Отрывок, характеризующий Эвола, Юлиус

Вся цель его речи теперь уже, очевидно, была в том, чтобы только возвысить себя и оскорбить Александра, то есть именно сделать то самое, чего он менее всего хотел при начале свидания.
– Говорят, вы заключили мир с турками?
Балашев утвердительно наклонил голову.
– Мир заключен… – начал он. Но Наполеон не дал ему говорить. Ему, видно, нужно было говорить самому, одному, и он продолжал говорить с тем красноречием и невоздержанием раздраженности, к которому так склонны балованные люди.
– Да, я знаю, вы заключили мир с турками, не получив Молдавии и Валахии. А я бы дал вашему государю эти провинции так же, как я дал ему Финляндию. Да, – продолжал он, – я обещал и дал бы императору Александру Молдавию и Валахию, а теперь он не будет иметь этих прекрасных провинций. Он бы мог, однако, присоединить их к своей империи, и в одно царствование он бы расширил Россию от Ботнического залива до устьев Дуная. Катерина Великая не могла бы сделать более, – говорил Наполеон, все более и более разгораясь, ходя по комнате и повторяя Балашеву почти те же слова, которые ои говорил самому Александру в Тильзите. – Tout cela il l'aurait du a mon amitie… Ah! quel beau regne, quel beau regne! – повторил он несколько раз, остановился, достал золотую табакерку из кармана и жадно потянул из нее носом.
– Quel beau regne aurait pu etre celui de l'Empereur Alexandre! [Всем этим он был бы обязан моей дружбе… О, какое прекрасное царствование, какое прекрасное царствование! О, какое прекрасное царствование могло бы быть царствование императора Александра!]
Он с сожалением взглянул на Балашева, и только что Балашев хотел заметить что то, как он опять поспешно перебил его.
– Чего он мог желать и искать такого, чего бы он не нашел в моей дружбе?.. – сказал Наполеон, с недоумением пожимая плечами. – Нет, он нашел лучшим окружить себя моими врагами, и кем же? – продолжал он. – Он призвал к себе Штейнов, Армфельдов, Винцингероде, Бенигсенов, Штейн – прогнанный из своего отечества изменник, Армфельд – развратник и интриган, Винцингероде – беглый подданный Франции, Бенигсен несколько более военный, чем другие, но все таки неспособный, который ничего не умел сделать в 1807 году и который бы должен возбуждать в императоре Александре ужасные воспоминания… Положим, ежели бы они были способны, можно бы их употреблять, – продолжал Наполеон, едва успевая словом поспевать за беспрестанно возникающими соображениями, показывающими ему его правоту или силу (что в его понятии было одно и то же), – но и того нет: они не годятся ни для войны, ни для мира.
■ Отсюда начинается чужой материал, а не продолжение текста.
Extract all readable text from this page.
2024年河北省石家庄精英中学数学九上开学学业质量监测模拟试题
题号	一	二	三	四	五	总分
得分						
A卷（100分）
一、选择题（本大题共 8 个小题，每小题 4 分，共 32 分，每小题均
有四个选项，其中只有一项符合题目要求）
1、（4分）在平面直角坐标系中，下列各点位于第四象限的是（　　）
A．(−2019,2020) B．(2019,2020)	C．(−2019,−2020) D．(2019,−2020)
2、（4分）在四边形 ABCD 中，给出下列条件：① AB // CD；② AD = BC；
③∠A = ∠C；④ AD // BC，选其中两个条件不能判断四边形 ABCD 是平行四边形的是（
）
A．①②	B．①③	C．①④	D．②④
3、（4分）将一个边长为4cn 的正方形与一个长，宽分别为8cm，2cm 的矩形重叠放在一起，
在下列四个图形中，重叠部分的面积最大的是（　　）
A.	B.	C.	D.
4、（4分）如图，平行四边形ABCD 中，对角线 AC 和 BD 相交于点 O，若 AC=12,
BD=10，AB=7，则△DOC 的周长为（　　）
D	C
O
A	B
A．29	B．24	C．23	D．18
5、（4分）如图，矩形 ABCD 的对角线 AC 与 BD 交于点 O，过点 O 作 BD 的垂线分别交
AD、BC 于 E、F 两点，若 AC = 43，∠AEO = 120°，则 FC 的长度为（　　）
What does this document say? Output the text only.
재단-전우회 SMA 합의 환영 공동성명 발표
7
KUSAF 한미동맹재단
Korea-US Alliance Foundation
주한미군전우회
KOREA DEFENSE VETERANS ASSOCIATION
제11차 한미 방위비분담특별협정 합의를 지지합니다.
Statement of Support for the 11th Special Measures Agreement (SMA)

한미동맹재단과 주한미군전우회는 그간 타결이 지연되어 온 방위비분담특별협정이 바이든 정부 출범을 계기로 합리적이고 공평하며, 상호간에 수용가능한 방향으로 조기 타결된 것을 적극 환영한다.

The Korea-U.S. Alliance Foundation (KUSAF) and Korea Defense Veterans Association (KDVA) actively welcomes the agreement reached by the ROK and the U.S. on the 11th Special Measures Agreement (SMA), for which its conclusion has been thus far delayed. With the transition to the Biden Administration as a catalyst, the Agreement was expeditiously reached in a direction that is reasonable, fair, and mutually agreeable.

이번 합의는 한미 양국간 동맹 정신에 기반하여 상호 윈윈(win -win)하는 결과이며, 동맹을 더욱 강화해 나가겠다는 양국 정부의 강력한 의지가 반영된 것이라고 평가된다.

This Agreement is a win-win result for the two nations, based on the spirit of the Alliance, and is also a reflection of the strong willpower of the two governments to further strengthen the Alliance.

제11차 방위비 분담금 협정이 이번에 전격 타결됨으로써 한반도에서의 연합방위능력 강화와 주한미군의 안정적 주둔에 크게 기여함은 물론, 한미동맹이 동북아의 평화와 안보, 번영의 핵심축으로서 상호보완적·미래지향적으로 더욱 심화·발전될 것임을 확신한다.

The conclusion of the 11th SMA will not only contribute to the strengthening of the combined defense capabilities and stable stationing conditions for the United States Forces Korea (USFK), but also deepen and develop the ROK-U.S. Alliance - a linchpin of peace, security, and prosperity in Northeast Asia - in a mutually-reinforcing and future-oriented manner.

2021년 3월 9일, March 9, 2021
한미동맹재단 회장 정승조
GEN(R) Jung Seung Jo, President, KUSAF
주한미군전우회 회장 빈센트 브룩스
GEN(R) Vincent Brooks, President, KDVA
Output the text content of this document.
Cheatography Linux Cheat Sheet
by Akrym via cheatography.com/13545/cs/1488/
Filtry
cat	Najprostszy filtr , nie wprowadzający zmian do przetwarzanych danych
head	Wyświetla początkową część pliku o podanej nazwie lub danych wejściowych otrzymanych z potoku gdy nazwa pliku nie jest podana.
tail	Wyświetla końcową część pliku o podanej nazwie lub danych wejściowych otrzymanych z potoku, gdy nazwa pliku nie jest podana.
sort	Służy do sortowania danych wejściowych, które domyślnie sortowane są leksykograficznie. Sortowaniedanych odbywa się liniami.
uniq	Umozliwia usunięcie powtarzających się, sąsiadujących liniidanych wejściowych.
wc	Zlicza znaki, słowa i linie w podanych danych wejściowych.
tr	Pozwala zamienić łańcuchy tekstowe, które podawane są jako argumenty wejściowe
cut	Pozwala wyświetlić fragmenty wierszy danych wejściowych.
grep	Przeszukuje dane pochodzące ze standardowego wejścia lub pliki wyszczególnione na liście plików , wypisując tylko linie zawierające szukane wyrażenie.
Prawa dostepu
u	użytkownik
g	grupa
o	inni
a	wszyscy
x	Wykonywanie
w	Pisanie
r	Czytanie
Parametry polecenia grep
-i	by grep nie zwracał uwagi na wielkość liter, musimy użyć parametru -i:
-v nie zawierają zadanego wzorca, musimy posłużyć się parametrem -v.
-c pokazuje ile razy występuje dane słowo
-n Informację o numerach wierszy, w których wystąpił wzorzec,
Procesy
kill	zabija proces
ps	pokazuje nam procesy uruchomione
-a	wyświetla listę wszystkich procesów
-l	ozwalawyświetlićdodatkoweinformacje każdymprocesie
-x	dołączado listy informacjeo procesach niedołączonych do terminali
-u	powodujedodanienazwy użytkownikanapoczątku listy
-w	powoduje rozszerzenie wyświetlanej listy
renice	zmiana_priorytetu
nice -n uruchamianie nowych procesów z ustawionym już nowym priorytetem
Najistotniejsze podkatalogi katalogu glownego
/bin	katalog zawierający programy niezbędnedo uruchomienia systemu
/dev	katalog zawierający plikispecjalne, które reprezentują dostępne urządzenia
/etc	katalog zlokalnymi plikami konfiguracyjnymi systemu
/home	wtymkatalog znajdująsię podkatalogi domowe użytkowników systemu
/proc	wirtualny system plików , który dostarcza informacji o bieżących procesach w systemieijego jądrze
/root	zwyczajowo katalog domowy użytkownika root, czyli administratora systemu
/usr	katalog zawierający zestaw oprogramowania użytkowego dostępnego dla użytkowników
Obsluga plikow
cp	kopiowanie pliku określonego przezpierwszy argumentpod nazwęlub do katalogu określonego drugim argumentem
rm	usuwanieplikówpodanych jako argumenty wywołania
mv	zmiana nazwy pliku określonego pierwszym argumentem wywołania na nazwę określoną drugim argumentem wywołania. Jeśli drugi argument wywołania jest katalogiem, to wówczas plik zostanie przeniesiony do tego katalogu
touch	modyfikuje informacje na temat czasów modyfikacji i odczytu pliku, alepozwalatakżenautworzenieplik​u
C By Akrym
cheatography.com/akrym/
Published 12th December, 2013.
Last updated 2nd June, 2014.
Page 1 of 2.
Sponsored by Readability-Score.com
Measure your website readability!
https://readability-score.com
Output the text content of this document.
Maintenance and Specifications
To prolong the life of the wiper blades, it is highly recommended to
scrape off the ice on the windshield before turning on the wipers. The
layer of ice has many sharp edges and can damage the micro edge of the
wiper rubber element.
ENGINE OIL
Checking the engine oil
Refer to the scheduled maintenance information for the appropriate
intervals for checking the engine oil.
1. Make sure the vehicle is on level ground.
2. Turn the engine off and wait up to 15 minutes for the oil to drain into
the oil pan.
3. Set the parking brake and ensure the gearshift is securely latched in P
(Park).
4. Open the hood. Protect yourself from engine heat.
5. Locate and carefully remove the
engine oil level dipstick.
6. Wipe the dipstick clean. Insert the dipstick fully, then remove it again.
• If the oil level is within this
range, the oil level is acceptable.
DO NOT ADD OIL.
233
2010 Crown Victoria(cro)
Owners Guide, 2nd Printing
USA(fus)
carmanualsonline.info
Барклай, говорят, дельнее их всех; но я этого не скажу, судя по его первым движениям. А они что делают? Что делают все эти придворные! Пфуль предлагает, Армфельд спорит, Бенигсен рассматривает, а Барклай, призванный действовать, не знает, на что решиться, и время проходит. Один Багратион – военный человек. Он глуп, но у него есть опытность, глазомер и решительность… И что за роль играет ваш молодой государь в этой безобразной толпе. Они его компрометируют и на него сваливают ответственность всего совершающегося. Un souverain ne doit etre a l'armee que quand il est general, [Государь должен находиться при армии только тогда, когда он полководец,] – сказал он, очевидно, посылая эти слова прямо как вызов в лицо государя. Наполеон знал, как желал император Александр быть полководцем.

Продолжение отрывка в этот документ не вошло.